Having experienced countless auditions – on both sides of the screen - I have time and again come to ask myself the following question: how does a successful candidate stand out from the crowd? Although the number of fellow applicants may seem very high and in the warm-up room it seems like everyone plays like Heifetz, the reality is that only a few of them go through the preparation process so carefully that their performance would be enough to convince a jury. Thus, real competition happens, in fact, only between a small group of players. How do you get to that top group? What are the keys to a successful audition?
1. Technical accuracy
Obviously, technically accurate playing is nowadays a minimum requirement in any orchestra. Small mistakes happen to everyone and no one gets cut due to minor slips. However, the overall impression has to be clean and the technical elements such as intonation, rhythm and sound production must be on spot. A recording device and a metronome are excellent aids here. Incorporate both into your daily practice routine and use them in creative ways. Many jury members see decent technical performance as the first bar to be crossed. Only after crossing this bar can the jury take your artistic abilities into wider consideration.

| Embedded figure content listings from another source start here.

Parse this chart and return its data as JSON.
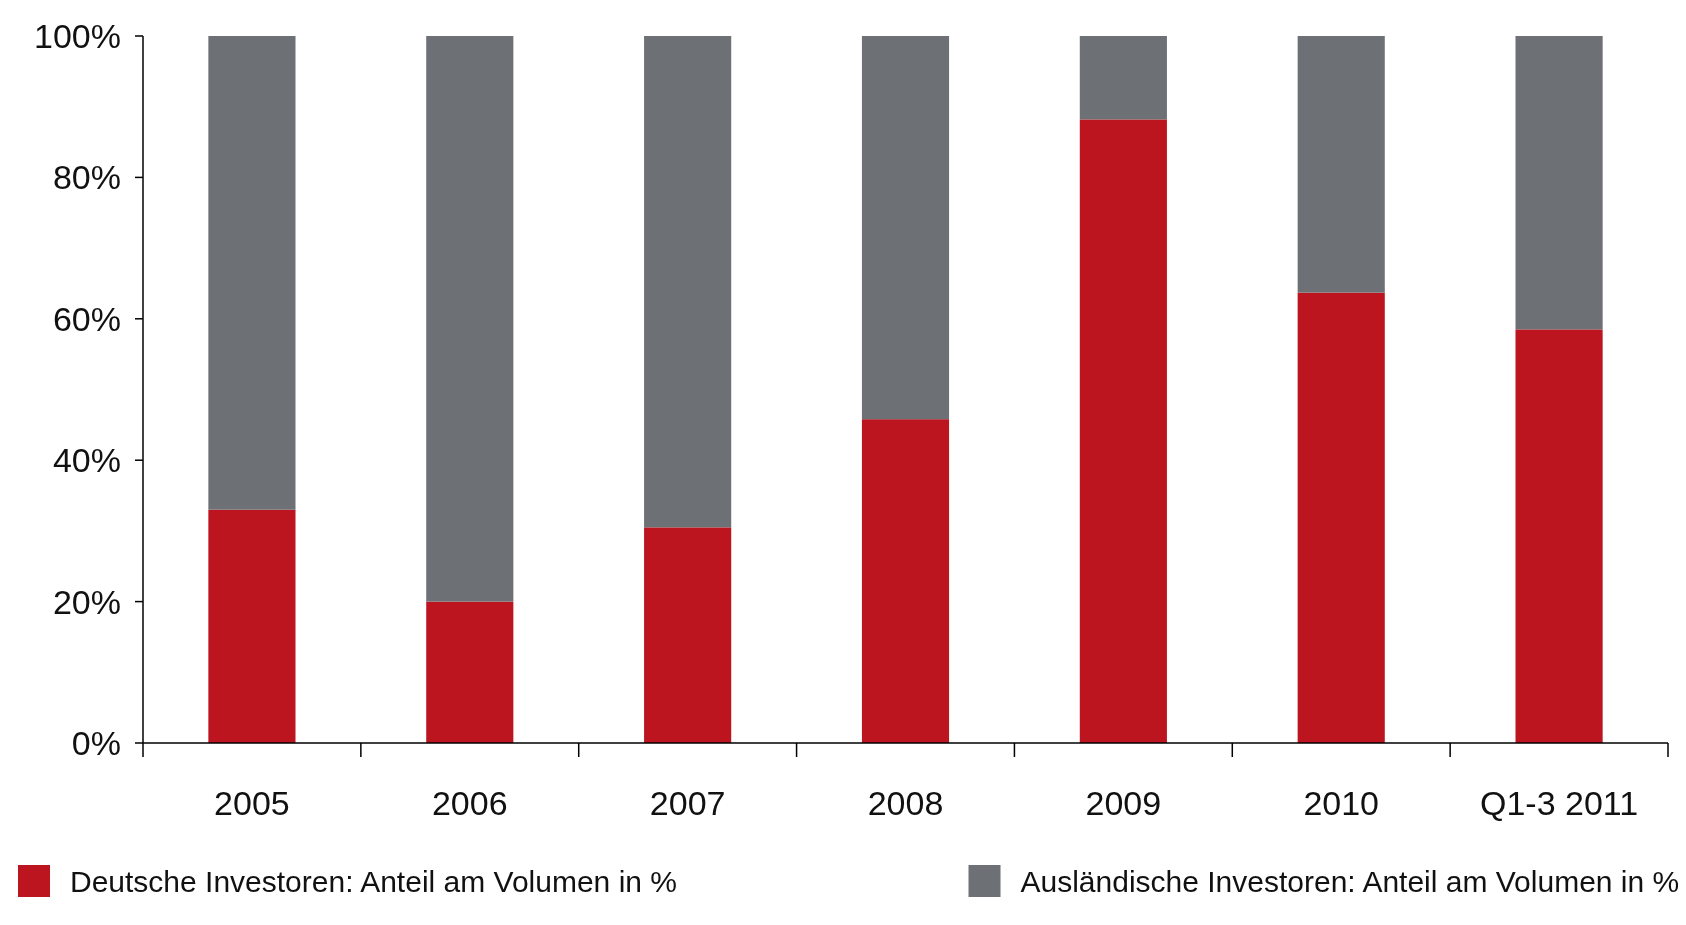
{
  "chart_data": {
    "type": "bar",
    "stacked": true,
    "categories": [
      "2005",
      "2006",
      "2007",
      "2008",
      "2009",
      "2010",
      "Q1-3 2011"
    ],
    "series": [
      {
        "name": "Deutsche Investoren: Anteil am Volumen in %",
        "color": "#bd1520",
        "values": [
          33,
          20,
          30.5,
          45.8,
          88.2,
          63.7,
          58.5
        ]
      },
      {
        "name": "Ausländische Investoren: Anteil am Volumen in %",
        "color": "#6d7074",
        "values": [
          67,
          80,
          69.5,
          54.2,
          11.8,
          36.3,
          41.5
        ]
      }
    ],
    "ylim": [
      0,
      100
    ],
    "yticks": [
      {
        "value": 0,
        "label": "0%"
      },
      {
        "value": 20,
        "label": "20%"
      },
      {
        "value": 40,
        "label": "40%"
      },
      {
        "value": 60,
        "label": "60%"
      },
      {
        "value": 80,
        "label": "80%"
      },
      {
        "value": 100,
        "label": "100%"
      }
    ],
    "grid": false,
    "legend": "bottom"
  }
}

Make sure your style of playing the classical concert is up to date. I've heard musicians of highest technical and musical level get cut in the first round, due to an outdated style. Do your research, seek counsel from experienced orchestra musicians and strive to find a style that is both pleasing to you and acceptable to a broader consensus. In my experience common pitfalls are too romantic style (too much vibrato, a less than ideal articulation) or too baroque style (little to no vibrato, exaggerated articulation at the cost of longer phrasing). The most successful candidates manage to find a middle path – a warm and strong sound yet a light and elegant phrasing. Finding the right style is one of the most important building blocks of a successful first round.